State Department official George Kent and US chargé d’affaires to Ukraine William Taylor are sworn in on first day of impeachment hearings into Donald Trump, US Capitol, November 13, 2019


In the first day of public impeachment hearings, two senior US diplomats set out more evidence of Donald Trump’s pressure on Ukraine for investigations to tarnish Presidential candidate Joe Biden and the Democratic Party and to cover up Russia’s involvement in the 2016 US election.

The top US diplomat in Ukraine, William Taylor, and the State Department’s lead on Ukraine, George Kent, carefully detailed the campaign of Trump and his personal attorney Rudy Giuliani, fending off attempts by Republican legislators to derail the hearing and to undermine their credibility.

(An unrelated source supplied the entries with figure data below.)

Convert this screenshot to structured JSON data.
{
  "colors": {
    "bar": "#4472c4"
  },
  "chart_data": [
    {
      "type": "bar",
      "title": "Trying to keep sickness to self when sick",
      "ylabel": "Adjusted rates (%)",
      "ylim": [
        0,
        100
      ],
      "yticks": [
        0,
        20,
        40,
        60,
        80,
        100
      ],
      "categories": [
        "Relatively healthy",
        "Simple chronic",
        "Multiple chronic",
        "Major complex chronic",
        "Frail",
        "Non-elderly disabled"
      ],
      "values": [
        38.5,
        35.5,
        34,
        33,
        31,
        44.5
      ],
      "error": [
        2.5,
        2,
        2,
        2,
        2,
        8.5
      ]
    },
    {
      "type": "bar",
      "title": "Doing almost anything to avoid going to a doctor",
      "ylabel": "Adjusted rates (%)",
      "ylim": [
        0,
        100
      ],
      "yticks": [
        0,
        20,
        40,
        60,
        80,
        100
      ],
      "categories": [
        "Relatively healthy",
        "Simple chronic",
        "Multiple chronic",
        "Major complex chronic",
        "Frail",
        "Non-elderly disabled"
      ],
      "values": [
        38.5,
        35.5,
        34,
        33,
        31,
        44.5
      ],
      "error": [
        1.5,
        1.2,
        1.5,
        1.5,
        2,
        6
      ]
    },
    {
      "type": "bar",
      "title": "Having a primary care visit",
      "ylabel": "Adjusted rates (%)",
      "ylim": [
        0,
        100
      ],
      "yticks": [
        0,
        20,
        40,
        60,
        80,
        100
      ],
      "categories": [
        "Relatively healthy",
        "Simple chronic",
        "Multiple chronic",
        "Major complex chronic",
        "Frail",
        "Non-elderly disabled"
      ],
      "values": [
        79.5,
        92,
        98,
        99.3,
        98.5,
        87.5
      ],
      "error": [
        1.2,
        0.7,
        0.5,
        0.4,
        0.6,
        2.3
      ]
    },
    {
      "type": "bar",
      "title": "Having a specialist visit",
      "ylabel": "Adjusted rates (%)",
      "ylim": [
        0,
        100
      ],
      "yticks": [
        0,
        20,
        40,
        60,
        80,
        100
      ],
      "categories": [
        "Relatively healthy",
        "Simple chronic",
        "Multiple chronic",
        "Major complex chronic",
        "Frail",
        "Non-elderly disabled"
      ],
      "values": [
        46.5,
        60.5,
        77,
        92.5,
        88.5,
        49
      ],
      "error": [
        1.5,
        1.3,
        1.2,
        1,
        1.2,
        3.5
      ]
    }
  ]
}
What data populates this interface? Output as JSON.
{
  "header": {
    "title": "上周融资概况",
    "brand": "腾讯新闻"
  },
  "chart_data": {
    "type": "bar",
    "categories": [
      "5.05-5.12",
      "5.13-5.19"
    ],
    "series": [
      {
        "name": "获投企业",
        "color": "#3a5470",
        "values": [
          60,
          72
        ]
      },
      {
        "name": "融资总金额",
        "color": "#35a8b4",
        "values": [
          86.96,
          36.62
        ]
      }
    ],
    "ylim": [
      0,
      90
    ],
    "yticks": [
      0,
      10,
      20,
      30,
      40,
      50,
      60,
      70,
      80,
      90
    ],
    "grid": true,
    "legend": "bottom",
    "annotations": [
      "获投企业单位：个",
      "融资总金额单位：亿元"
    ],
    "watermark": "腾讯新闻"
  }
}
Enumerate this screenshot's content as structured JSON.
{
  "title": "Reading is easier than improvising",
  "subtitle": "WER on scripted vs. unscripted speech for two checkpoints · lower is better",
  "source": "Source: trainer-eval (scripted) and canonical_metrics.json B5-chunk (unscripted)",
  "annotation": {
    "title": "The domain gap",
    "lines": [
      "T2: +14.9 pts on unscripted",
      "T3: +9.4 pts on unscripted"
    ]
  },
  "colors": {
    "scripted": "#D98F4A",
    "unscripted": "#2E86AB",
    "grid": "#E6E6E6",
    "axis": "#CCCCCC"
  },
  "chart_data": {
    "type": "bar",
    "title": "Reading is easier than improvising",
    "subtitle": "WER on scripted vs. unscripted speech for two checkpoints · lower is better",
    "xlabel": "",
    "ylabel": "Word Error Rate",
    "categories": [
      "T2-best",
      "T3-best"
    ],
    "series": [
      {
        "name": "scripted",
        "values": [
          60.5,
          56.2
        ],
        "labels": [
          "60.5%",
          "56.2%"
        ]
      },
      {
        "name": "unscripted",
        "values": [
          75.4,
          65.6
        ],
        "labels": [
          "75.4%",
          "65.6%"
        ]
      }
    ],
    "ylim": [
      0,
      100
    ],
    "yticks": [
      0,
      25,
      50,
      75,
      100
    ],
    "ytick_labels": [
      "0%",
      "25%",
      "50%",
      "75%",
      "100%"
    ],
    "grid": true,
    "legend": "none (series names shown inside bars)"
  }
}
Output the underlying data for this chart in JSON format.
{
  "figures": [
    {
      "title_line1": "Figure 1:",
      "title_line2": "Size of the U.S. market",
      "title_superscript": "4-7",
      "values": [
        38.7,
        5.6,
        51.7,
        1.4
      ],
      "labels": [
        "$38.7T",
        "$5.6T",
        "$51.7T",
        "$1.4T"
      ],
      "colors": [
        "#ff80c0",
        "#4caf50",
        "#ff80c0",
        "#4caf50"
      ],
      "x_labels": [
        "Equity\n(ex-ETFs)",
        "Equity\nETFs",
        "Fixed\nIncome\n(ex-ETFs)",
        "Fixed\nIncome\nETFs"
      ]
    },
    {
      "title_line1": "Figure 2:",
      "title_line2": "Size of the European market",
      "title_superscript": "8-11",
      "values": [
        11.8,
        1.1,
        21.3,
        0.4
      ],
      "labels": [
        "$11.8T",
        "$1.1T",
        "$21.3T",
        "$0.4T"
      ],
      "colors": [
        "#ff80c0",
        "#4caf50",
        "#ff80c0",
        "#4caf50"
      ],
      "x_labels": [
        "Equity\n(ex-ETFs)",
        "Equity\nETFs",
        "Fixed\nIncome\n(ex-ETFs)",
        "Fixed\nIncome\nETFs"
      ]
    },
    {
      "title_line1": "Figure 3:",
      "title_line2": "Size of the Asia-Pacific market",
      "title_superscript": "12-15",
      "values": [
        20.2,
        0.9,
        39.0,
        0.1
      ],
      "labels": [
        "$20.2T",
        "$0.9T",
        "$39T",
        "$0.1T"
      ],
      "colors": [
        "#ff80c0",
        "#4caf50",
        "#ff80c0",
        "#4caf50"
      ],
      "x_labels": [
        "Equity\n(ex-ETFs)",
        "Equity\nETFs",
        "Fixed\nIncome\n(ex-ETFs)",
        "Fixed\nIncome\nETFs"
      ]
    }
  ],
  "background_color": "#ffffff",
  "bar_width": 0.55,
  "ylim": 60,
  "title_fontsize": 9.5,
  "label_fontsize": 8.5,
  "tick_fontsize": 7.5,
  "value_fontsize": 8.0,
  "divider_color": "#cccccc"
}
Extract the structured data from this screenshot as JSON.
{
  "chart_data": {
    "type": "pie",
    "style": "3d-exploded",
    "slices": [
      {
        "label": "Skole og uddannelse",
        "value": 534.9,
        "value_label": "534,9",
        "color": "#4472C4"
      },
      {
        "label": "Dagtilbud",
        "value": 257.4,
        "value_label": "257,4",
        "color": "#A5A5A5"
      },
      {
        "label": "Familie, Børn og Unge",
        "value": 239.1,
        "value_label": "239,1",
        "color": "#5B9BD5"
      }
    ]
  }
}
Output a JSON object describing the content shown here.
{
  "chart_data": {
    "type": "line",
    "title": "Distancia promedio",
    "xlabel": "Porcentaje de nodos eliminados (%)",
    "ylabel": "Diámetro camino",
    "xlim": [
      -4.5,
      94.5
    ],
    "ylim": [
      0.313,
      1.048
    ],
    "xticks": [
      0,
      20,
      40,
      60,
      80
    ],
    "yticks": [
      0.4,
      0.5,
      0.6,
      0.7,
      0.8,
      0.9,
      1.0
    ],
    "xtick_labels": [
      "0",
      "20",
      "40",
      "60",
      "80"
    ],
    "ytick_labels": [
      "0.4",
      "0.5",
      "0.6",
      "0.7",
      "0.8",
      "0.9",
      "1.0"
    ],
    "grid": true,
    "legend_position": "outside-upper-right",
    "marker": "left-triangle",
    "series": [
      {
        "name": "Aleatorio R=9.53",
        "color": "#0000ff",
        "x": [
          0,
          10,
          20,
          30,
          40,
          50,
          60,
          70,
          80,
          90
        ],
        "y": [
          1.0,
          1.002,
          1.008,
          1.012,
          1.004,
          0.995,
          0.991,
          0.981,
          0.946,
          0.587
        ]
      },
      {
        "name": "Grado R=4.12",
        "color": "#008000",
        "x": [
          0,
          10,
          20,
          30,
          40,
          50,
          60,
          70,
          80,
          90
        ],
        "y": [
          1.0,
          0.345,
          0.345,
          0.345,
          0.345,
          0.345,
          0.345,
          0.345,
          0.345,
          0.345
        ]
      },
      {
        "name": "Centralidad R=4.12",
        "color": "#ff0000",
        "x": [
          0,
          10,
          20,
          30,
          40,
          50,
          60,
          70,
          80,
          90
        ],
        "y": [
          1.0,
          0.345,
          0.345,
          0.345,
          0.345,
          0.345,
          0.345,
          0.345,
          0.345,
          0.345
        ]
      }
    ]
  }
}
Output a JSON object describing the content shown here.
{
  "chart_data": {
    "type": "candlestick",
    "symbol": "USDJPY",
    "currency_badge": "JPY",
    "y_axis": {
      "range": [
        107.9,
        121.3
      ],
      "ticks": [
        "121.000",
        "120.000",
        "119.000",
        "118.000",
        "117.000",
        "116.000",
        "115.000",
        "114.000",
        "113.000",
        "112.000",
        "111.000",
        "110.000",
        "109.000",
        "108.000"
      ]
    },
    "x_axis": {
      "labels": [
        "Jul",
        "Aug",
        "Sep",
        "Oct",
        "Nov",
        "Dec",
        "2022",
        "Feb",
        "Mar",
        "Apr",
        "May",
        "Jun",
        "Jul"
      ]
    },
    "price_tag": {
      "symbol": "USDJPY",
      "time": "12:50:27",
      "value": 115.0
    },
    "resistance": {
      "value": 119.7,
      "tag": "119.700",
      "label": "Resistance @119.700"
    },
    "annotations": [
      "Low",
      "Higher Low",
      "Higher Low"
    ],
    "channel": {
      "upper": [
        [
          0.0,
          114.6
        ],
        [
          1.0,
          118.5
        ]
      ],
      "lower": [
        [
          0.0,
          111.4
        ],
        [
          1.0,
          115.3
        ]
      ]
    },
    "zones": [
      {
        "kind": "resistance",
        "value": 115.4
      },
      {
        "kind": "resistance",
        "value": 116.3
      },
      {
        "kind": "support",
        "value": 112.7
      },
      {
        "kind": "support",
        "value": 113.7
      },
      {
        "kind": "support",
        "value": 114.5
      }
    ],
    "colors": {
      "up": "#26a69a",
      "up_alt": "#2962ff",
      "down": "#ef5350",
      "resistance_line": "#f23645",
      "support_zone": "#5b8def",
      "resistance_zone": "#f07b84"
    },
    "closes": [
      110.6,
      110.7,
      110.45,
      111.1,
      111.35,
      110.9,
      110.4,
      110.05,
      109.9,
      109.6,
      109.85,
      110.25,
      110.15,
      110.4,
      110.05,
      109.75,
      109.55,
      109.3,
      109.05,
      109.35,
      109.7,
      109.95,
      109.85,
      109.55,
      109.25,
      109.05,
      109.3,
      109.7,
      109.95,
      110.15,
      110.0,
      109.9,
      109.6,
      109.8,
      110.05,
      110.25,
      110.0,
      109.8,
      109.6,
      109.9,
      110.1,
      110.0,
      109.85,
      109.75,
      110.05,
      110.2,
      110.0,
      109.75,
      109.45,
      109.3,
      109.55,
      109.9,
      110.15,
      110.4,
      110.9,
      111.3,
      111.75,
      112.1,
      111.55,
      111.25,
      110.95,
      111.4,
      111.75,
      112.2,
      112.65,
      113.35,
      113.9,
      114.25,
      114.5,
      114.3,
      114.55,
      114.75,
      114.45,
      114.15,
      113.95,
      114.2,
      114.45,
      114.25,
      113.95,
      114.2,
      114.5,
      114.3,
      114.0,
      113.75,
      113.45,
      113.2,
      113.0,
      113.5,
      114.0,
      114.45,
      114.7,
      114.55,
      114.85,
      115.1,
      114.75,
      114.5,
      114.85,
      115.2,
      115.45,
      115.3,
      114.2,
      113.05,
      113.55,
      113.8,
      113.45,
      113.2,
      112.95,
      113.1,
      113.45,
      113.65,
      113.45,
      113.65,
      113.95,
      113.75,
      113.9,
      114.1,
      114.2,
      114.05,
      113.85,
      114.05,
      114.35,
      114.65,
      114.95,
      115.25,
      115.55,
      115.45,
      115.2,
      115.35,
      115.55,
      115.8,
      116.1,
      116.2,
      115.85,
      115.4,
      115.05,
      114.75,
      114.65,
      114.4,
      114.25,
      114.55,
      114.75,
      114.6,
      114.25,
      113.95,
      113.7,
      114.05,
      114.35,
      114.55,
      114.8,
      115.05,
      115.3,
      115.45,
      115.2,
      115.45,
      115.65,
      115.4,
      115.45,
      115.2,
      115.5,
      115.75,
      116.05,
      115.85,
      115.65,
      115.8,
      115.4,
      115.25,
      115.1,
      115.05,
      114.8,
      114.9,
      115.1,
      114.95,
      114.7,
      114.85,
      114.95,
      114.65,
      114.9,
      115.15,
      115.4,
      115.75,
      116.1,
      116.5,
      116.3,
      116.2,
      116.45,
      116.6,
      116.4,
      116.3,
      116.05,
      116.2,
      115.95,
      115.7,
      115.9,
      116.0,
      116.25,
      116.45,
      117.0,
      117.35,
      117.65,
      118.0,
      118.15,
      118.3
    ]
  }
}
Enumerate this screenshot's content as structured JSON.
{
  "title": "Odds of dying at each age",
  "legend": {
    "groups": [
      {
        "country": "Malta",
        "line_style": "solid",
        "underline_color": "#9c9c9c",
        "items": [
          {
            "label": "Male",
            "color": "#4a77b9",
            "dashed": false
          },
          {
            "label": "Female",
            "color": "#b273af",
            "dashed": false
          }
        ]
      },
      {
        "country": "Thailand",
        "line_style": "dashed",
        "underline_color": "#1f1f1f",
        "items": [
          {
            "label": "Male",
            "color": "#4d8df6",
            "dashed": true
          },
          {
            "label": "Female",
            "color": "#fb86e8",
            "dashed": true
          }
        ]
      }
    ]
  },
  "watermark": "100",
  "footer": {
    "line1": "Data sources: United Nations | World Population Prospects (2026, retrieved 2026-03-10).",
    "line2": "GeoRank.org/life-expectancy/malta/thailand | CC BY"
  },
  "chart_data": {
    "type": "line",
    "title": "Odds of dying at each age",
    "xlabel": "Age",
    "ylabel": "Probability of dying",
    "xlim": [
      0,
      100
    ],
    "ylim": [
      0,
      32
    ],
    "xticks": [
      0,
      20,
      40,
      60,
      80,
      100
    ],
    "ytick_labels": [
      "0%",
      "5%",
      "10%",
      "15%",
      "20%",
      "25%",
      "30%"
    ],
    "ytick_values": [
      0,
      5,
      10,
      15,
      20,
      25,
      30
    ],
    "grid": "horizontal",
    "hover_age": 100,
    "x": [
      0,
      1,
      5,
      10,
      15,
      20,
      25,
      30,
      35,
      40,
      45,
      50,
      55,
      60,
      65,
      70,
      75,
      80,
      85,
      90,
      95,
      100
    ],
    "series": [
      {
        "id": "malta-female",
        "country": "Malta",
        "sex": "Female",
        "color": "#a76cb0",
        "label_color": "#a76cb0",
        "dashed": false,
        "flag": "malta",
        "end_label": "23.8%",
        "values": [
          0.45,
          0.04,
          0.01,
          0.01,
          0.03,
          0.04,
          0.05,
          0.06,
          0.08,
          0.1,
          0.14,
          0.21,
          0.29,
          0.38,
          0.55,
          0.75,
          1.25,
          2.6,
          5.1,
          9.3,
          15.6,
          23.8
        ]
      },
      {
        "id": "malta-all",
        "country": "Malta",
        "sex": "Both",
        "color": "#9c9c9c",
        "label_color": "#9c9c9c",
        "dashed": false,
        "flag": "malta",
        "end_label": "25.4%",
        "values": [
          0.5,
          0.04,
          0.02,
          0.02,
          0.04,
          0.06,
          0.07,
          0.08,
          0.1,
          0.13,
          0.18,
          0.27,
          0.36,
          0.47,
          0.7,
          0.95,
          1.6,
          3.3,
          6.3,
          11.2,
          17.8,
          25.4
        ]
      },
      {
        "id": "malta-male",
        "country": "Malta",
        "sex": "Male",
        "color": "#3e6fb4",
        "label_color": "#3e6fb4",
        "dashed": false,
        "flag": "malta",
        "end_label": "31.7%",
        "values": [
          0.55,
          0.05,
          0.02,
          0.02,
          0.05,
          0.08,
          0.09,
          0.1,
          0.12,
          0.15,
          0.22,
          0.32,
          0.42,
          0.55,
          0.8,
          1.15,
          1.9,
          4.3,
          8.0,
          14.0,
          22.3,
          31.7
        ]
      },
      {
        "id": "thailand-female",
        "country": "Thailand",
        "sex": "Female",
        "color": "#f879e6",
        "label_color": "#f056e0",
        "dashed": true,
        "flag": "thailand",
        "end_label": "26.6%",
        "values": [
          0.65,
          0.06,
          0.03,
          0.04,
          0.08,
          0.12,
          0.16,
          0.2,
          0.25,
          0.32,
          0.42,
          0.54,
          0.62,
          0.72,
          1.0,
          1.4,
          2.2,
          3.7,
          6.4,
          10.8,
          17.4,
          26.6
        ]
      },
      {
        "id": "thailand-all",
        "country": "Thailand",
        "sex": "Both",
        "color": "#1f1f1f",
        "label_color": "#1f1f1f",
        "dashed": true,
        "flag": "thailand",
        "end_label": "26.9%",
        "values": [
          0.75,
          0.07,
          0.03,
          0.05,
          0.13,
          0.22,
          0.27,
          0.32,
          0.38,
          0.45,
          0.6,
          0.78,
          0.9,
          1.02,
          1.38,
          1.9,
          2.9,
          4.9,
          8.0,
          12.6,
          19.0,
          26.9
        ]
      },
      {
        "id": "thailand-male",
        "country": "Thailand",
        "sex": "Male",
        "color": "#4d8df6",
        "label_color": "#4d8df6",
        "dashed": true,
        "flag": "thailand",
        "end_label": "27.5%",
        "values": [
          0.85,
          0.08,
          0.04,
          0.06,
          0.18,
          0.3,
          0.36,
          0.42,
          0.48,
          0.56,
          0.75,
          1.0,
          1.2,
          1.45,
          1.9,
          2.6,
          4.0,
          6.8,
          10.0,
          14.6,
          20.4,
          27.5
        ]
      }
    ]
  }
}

In the day’s biggest revelation, Taylor spoke of Trump’s inquiry — the day after Trump’s call with Ukraine President Volodymyr Zelenskiy, which sparked a formal complaint by the CIA liaison with the White House and then the impeachment hearing — to US Ambassador Gordon Sondland about the state of the “investigations”.

One of Taylor’s staff listened to the July 26 conversation between Trump and Sondland, a Trump political appointee and central figure in the Trump-Giuliani campaign. After the discussion, Sondland told the official — believed to be David Holmes, who will testify in a closed-door session on Friday — that “President Trump cares more about the investigations of Biden, which Giuliani was pressing for”, than he did about Ukraine.

Sondland assured Trump “that the Ukrainians were ready to move forward”.

Taylor calmly but firmly challenged Trump and Giuliani for undermining US foreign policy towards Ukraine, threatening the security of a country facing Russian political and military pressure.

He reinforced the central claim of Trump’s abuse of power for personal gain — the freezing of $391 million of military aid unless President Zelenskiy announced the investigations.

Security was so important for Ukraine, as well as our own national interests. To withhold that assistance for no good reason other than help with a political campaign made no sense. It was counterproductive to all of what we had been trying to do. It was illogical. It could not be explained. It was crazy.

Rather than challenging the evidence, Republicans — led by Rep. Jim Jordan, put on the House Intelligence Committee only last week to defend Trump — misrepresented the testimony as “secondhand, third-hand, and fourth-hand” and claimed that Taylor and Kent were part of a “politicized bureaucracy” trying to remove Trump.

Performing attack lines that could be featured on outlets such as Fox and Breitbart, Jordan proclaimed, “The American people see through all this. They understand the facts support the president. They understand this process is unfair. And they see through the whole darn sham.”

Trump and his staff, carrying out a plan coordinated with the GOP legislators, spent the day putting out messages on Twitter assailing Democrats and trying — through distortion of the case — to sweep away Trump’s link between military aid and investigations.

“Aid Conditioned on Personal Interests”

But the White House struggled as Taylor and Kent precisely detailed the “highly irregular” channel of Trump and Giuliani, assisted by Sondland, the US Ambassador to the European Union.

Asked Wednesday afternoon about his July call to Sondland, Trump said, “I know nothing about that.”

Sondland — who said in his closed-door testimony last month that, when he met Zelenskiy on July 26, he did not know of Trump’s pressure for the investigations — is scheduled to appear in the public hearings next Wednesday.

Asked if he had ever seen “another example of foreign aid conditioned on the personal or political interests of the president of the United States”, Taylor replied, “I have not.”

Kent said he concluded by mid-August that the Giuliani campaign was “now infecting US engagement with Ukraine, leveraging President Zelenskiy’s desire for a White House meeting”.

He criticized the “campaign to smear” US officials including Ambassador to Ukraine Marie Yovanovitch, whom Giuliani saw as standing in the way of his push for investigations. Yovanovitch was recalled by Trump in May: she testified last month of concern over “threats” after learning of Trump’s declaration to Zelenskiy that she would “go through some things”.

“In my opinion, those attacks undermined U.S. and Ukrainian national interests and damaged our critical bilateral relationship,” Kent said.